Department of Computer Science, Biotech, Technical University Dresden, Dresden, Germany.
ABX-CRO Advanced Pharmaceutical Services Forschungsgesellschaft M.B.H., 01307, Dresden, Germany.
Sci Rep. 2021 Nov 25;11(1):22932. doi: 10.1038/s41598-021-02385-x.
This study used explainable artificial intelligence for data-driven identification of extrastriatal brain regions that can contribute to the interpretation of dopamine transporter SPECT with I-FP-CIT in parkinsonian syndromes. A total of 1306 I-FP-CIT-SPECT were included retrospectively. Binary classification as 'reduced' or 'normal' striatal I-FP-CIT uptake by an experienced reader served as standard-of-truth. A custom-made 3-dimensional convolutional neural network (CNN) was trained for classification of the SPECT images with 1006 randomly selected images in three different settings: "full image", "striatum only" (3-dimensional region covering the striata cropped from the full image), "without striatum" (full image with striatal region removed). The remaining 300 SPECT images were used to test the CNN classification performance. Layer-wise relevance propagation (LRP) was used for voxelwise quantification of the relevance for the CNN-based classification in this test set. Overall accuracy of CNN-based classification was 97.0%, 95.7%, and 69.3% in the "full image", "striatum only", and "without striatum" setting. Prominent contributions in the LRP-based relevance maps beyond the striatal signal were detected in insula, amygdala, ventromedial prefrontal cortex, thalamus, anterior temporal cortex, superior frontal lobe, and pons, suggesting that I-FP-CIT uptake in these brain regions provides clinically useful information for the differentiation of neurodegenerative and non-neurodegenerative parkinsonian syndromes.

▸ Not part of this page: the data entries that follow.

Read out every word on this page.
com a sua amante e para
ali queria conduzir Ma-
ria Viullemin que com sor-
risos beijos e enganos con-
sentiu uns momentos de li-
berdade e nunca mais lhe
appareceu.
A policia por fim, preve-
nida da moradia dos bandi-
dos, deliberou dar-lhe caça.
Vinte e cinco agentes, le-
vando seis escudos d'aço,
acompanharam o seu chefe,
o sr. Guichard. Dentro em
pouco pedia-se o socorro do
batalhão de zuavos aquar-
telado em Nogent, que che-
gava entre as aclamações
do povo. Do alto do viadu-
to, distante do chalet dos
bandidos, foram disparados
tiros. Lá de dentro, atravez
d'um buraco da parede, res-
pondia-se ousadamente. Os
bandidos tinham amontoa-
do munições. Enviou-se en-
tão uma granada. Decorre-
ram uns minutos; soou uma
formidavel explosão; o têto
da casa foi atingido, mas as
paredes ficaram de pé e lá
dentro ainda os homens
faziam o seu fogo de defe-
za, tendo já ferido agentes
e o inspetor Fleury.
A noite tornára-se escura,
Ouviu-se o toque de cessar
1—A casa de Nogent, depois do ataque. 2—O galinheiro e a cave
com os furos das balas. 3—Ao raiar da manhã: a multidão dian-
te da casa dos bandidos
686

本研究使用可解释人工智能进行数据驱动的分析,以确定能够帮助解释帕金森综合征中 I-FP-CIT SPECT 的纹状体外脑区。共回顾性纳入 1306 例 I-FP-CIT-SPECT。经验丰富的读者对纹状体 I-FP-CIT 摄取的“减少”或“正常”进行二进制分类作为标准。使用定制的 3 维卷积神经网络(CNN),在三种不同设置下对 1006 张随机选择的 SPECT 图像进行分类:“全图像”、“仅纹状体”(从全图像中裁剪出的 3 维区域覆盖纹状体)、“无纹状体”(去除纹状体的全图像)。其余 300 张 SPECT 图像用于测试 CNN 分类性能。使用层间相关性传播(LRP)对该测试集中基于 CNN 的分类的相关性进行体素定量。基于 CNN 的分类的整体准确性分别为 97.0%、95.7%和 69.3%,在“全图像”、“仅纹状体”和“无纹状体”设置下。在基于 LRP 的相关性图中,除了纹状体信号外,还在岛叶、杏仁核、腹内侧前额叶皮质、丘脑、前颞叶皮质、额上回和脑桥中检测到显著的相关性,表明这些脑区的 I-FP-CIT 摄取为神经退行性和非神经退行性帕金森综合征的鉴别提供了临床有用的信息。